Os utilitaristas acusam os defensores da moral
objetiva (em geral os jusnaturalistas) de “defensores do monopólio da moral e
da ética”. Ora, isso é como acusar o conhecedor da tabuada como monopolizador
da mesma e afirmar que o resultado das multiplicação pode ser subjetiva.

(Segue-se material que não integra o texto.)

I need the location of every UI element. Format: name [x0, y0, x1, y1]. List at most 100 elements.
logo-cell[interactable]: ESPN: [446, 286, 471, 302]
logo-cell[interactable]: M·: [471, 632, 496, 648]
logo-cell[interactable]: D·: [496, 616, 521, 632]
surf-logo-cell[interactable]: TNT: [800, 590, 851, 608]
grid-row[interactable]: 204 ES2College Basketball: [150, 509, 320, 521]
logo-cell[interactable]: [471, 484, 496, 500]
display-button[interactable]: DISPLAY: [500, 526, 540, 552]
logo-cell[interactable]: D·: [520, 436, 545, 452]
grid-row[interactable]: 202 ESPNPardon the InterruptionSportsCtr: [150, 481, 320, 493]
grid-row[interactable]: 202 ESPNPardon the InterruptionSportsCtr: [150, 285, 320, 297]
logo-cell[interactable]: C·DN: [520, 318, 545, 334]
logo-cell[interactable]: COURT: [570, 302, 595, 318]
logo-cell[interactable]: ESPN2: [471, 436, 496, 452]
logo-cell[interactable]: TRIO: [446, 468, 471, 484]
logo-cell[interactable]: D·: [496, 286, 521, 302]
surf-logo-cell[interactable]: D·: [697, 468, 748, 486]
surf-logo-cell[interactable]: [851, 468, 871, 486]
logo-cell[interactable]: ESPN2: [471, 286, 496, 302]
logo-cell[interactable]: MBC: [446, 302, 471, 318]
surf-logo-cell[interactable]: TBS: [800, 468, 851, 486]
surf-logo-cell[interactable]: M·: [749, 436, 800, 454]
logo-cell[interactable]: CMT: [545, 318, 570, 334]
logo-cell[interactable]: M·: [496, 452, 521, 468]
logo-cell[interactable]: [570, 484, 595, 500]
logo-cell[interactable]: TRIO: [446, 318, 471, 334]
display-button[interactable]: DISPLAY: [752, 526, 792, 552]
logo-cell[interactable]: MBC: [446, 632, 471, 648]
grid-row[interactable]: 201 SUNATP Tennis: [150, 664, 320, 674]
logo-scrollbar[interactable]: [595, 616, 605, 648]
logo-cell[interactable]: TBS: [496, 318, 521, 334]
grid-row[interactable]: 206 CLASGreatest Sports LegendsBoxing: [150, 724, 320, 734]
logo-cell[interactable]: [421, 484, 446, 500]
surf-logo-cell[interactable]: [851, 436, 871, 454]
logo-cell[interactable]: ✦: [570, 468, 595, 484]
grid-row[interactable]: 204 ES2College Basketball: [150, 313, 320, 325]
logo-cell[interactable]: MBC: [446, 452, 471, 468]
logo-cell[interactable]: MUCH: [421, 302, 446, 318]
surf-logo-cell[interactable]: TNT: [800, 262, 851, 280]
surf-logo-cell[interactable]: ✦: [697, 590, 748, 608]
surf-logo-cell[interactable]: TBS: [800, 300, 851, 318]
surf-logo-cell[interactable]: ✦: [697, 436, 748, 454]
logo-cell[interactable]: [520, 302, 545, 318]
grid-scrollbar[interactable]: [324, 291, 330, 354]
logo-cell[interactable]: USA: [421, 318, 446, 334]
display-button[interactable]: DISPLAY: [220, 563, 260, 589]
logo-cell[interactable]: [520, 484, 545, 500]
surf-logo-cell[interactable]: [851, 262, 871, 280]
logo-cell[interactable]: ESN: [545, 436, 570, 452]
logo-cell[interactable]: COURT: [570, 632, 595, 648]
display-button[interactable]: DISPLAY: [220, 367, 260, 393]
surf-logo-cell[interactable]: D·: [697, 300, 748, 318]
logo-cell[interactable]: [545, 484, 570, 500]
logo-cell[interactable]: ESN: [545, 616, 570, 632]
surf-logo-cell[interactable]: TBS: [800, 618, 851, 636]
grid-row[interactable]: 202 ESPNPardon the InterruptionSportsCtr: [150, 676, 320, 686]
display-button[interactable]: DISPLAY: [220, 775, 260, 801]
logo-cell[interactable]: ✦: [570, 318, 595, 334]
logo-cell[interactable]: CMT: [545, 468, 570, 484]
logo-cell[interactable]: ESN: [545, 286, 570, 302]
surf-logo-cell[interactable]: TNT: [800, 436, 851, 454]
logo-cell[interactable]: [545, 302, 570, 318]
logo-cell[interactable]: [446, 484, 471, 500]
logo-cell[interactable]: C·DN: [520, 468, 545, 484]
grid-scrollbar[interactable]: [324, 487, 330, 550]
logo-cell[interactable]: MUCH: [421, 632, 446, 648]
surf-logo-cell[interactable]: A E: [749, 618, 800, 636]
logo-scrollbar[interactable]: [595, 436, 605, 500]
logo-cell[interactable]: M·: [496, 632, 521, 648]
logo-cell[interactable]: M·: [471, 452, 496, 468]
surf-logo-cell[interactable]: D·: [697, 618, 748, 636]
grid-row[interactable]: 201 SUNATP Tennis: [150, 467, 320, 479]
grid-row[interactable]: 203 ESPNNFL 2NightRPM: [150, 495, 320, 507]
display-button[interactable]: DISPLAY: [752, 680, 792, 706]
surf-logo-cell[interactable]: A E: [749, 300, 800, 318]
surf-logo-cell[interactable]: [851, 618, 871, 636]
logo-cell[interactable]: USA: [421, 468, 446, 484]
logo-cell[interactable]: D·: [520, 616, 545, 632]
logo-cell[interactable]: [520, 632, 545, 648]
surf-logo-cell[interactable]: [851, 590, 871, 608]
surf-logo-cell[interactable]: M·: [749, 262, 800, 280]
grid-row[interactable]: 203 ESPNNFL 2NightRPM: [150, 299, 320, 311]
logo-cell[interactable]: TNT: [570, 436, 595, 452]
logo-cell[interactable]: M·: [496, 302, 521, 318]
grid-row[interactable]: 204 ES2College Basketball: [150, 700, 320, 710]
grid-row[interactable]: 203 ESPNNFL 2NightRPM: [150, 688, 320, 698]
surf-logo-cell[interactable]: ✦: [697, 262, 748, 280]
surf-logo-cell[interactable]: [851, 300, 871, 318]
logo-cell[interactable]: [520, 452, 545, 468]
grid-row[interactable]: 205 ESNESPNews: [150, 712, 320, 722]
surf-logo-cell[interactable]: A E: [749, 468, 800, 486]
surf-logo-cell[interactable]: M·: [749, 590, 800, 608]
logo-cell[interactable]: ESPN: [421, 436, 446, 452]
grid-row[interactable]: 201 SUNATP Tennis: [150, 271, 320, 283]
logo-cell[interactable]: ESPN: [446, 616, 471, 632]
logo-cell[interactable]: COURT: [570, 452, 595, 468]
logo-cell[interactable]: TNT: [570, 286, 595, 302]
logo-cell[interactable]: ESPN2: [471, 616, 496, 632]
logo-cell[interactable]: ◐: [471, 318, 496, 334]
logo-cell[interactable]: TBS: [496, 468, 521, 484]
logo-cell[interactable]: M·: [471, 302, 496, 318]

Conhecimento e a verdade não podem ser monopolizados. Imagine se você viaja de
trem e alguém desperta ao seu lado e pergunta como o trem está parado e a paisagem
andando. Você responde que na verdade o trem está andando e que ele está
enganado, aí ele te acusa de querer ser o monopolizador do movimento porque
aponta de forma intuitiva dizendo que o trem está parado porque ele pega um
isqueiro do bolso e joga ao alto e cai na sua mão e diz que isso não
aconteceria num trem em movimento. Esse cara que acordou no meio da viagem é o
utilitarista.
Por isso muitos conservadores (erroneamente)
acusam os libertários de serem braços auxiliares da esquerda. De fato a grossa
maioria dos que se declaram libertários realmente são isso mesmo ou coisa pior.
Tudo porque são relativizadores morais. Por isso é bom deixar claro: a ordem
social libertária jamais virá de uma sociedade onde a maioria da população
acredita que a moral é uma questão de opinião pessoal.